Characteristic time scale as optimal input in Machine Learning algorithms: Homogeneous autoignition

Abstract

Considering temporally evolving processes, the search for optimal input selection in Machine Learning (ML) algorithms is extended here beyond (i) the readily available independent variables defining the process and (ii) the dependent variables suggested by feature extraction methods, by considering the time scale that characterizes the process. The analysis is based on the process of homogeneous autoignition, which is fully determined by the initial temperature T(0) and pressure p(0) of the mixture and the equivalence ratio ϕ that specifies the initial mixture composition. The aim is to seek the optimal input for the prediction of the time at which the mixture ignites. The Multilayer Perceptron (MLP) and Principal Component Analysis (PCA) algorithms are employed for prediction and feature extraction, respectively.

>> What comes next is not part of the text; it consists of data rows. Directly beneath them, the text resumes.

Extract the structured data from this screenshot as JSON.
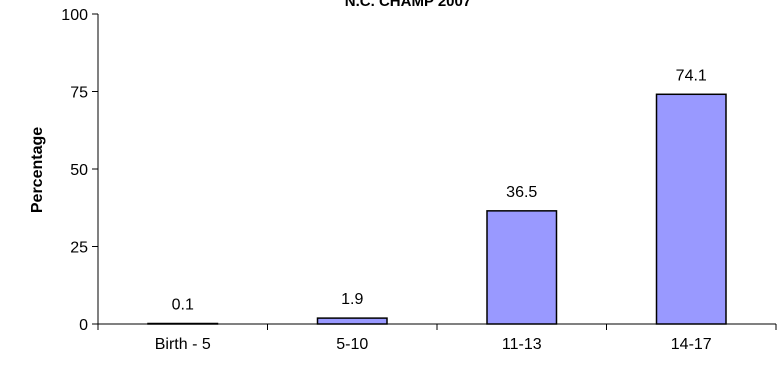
{
  "chart_data": {
    "type": "bar",
    "title": "N.C. CHAMP 2007",
    "ylabel": "Percentage",
    "xlabel": "",
    "categories": [
      "Birth - 5",
      "5-10",
      "11-13",
      "14-17"
    ],
    "values": [
      0.1,
      1.9,
      36.5,
      74.1
    ],
    "data_labels": [
      "0.1",
      "1.9",
      "36.5",
      "74.1"
    ],
    "ylim": [
      0,
      100
    ],
    "yticks": [
      0,
      25,
      50,
      75,
      100
    ],
    "ytick_labels": [
      "0",
      "25",
      "50",
      "75",
      "100"
    ],
    "bar_color": "#9999ff",
    "bar_edge_color": "#000000",
    "grid": false,
    "legend": false
  }
}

It is demonstrated that the time scale that characterizes the initiation of the process τe(0), provides much better accuracy as input to MLP than any pair of the three independent parameters T(0), p(0) and ϕ or their two principal components. Indicatively, it is shown that using τe(0) as input results in a coefficient of determination R2 in the range of 0.953 to 0.982, while the maximum value of R2 when using the independent parameters or principal components is 0.660. The physical grounds, on which the success of τe(0) is based, are discussed. The results suggest the need for further research in order to develop selection methodologies of optimal inputs among those that characterize the process.